Amcor Limited Receives Antitrust Clearance From Brazil To Move Ahead With Bemis Acquisition Transaction

  • Apr 11, 2019 AEST
  • Team Kalkine
Amcor Limited Receives Antitrust Clearance From Brazil To Move Ahead With Bemis Acquisition Transaction

Amcor Limited and NYSE-listed Bemis Company, Inc. secures the unconditional antitrust clearance from Brazil required to close their all-stock transaction announced on 6 August 2018. It marks another important step towards the strategic combination of two complementary companies, Amcor and Bemis, to create the global leader in consumer packaging.

As per the initially agreed terms of the transaction, Amcor will acquire Bemis at US$6.8 billion all-stock consideration at a fixed exchange ratio of 5.1 Amcor shares for each Bemis share, resulting in Amcor and Bemis shareholders owning approximately 71% and 29% of the combined company, respectively.

Amcor Limited (ASX: AMC) today announced that the Brazilian Administrative Council for Economic Defense (CADE) has granted unconditional antitrust clearance without any remedial action. However, the transaction remains subject to regulatory approval in the United States which had been delayed due to the partial US government shutdown.

Further, the companies are in talks with the US Department of Justice (DOJ) with respect to the potential for required remedies. The collective potential remedies, inclusive of remedies required by the European Commission, reportedly represent an immaterial proportion of the total sales for the ‘New Amcor’ and would not cast any financial impact on the net cost synergies of the combined company which is expected to deliver USD 180 million run-rate cost synergy by the end of the third year following completion.
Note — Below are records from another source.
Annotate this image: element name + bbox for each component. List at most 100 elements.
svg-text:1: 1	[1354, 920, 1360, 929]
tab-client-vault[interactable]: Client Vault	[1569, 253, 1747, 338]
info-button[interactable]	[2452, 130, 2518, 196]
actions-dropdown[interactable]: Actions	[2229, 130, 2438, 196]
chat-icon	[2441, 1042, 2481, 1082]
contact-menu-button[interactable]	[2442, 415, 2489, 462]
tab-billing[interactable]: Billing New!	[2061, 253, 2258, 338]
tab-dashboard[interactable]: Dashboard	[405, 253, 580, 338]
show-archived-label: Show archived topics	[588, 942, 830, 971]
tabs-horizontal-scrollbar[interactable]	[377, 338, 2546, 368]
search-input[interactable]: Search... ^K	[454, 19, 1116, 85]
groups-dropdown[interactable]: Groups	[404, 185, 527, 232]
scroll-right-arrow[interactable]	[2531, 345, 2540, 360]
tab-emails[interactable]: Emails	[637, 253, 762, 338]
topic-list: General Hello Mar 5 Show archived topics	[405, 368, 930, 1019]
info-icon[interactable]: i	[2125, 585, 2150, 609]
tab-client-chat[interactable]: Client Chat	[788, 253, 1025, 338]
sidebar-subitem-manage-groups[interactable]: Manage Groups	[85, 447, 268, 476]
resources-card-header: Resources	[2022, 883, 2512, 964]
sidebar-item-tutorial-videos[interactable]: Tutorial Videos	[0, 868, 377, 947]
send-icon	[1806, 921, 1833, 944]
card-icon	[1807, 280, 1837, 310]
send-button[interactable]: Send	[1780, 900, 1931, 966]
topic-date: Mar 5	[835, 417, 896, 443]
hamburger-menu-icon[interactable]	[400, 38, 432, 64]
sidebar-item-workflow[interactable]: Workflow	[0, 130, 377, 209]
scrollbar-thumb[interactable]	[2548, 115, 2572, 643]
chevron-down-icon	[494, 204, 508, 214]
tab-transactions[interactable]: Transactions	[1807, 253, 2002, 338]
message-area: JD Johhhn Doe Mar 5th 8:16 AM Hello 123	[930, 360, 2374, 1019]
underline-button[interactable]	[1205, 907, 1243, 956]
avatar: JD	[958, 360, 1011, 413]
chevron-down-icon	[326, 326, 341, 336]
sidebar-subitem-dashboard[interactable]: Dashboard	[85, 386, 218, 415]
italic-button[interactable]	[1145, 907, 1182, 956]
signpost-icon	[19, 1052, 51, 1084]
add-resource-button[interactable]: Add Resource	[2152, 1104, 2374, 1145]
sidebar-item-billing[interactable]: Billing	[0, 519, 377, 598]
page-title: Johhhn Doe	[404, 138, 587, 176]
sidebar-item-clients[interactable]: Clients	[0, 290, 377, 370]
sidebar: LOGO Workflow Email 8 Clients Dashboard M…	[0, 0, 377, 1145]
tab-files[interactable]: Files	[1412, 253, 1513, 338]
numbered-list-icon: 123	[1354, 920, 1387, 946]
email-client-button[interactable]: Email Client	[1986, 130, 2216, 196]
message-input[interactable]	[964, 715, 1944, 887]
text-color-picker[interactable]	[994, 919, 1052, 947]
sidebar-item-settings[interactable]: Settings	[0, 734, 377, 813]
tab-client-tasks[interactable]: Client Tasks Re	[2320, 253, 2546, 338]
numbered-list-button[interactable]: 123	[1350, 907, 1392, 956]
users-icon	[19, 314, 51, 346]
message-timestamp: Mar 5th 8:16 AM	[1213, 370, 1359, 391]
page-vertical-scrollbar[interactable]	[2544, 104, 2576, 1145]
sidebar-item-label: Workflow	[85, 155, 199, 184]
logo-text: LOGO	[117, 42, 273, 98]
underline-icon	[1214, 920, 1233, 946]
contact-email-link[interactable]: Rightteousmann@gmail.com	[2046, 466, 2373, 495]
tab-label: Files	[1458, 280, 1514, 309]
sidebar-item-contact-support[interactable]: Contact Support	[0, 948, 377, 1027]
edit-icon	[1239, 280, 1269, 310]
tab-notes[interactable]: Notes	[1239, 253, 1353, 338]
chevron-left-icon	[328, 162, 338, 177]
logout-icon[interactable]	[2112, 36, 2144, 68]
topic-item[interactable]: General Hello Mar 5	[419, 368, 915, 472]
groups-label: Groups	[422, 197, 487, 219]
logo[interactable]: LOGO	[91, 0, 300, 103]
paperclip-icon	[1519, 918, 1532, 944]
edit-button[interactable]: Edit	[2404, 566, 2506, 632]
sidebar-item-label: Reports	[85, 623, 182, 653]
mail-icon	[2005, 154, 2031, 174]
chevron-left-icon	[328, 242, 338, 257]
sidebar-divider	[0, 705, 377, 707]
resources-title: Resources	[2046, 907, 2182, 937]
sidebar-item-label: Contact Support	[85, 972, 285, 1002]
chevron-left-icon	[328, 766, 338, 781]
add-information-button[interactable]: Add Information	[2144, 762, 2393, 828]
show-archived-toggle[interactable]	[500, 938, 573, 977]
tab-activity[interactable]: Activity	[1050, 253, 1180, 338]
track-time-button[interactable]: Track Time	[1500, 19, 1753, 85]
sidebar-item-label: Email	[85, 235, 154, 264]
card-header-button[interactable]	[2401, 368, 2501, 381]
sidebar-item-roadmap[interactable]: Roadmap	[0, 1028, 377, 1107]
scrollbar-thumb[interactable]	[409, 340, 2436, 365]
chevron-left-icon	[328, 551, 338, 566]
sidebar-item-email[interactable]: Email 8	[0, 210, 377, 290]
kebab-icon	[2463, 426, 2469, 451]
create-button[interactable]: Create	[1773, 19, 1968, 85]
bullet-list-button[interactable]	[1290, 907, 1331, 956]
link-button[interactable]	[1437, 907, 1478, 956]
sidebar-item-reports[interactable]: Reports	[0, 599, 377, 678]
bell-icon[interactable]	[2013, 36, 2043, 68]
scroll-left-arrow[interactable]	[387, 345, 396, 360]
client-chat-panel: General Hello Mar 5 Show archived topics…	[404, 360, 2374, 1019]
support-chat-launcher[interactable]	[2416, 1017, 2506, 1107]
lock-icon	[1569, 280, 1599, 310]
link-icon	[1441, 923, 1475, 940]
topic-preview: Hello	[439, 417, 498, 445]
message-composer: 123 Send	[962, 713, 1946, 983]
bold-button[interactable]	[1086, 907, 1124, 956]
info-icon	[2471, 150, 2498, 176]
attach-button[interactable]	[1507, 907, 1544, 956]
The merger will see the integration of Amcor and Bemis through a newly established company, New Amcor, incorporated in Jersey as a tax resident in the UK. New Amcor will primarily be listed on the New York Stock Exchange (NYSE) and a listing on the Australian Securities Exchange (ASX) via CHESS Depositary Interests.

The transaction is reported to be EPS accretive that will involve double-digit Pro-forma Earnings Per Share (EPS) accretion for all shareholders with the run-rate cost synergies of US$180 million incremental to Bemis’ “Agility” improvement plan. The merger would reportedly result in the combined EBITDA of US$2.2 billion, revenues of US$13 billion, annual cash flow after capital expenditure of over US$1 billion.

On the strategic front, the combination of two highly-complementary packaging companies will capture an extensive global packaging market with a footprint across key geographies. The economies of scale are stated to be another strategic rationale that would fuel up the performance of the new company on the back of Bemis’ leading positions in North America and Brazil and Amcor’s significant presence in Asia, Europe and Latin America.

Amcor further intends to continue returning shareholders’ capital via a compelling, progressive dividend post-merger.

In today’s trading session, AMC stock price edged up by 1.01% to last trade at $15.505 on 11 April 2019. The stock closed at a Price to Earnings multiple of 18.980x with a market capitalisation of $17.78 billion.

Over the past 12 months, the stock of Amcor Limited has witnessed a positive performance change of 7.49% including an upsurge of massive 14.98% in the past three months.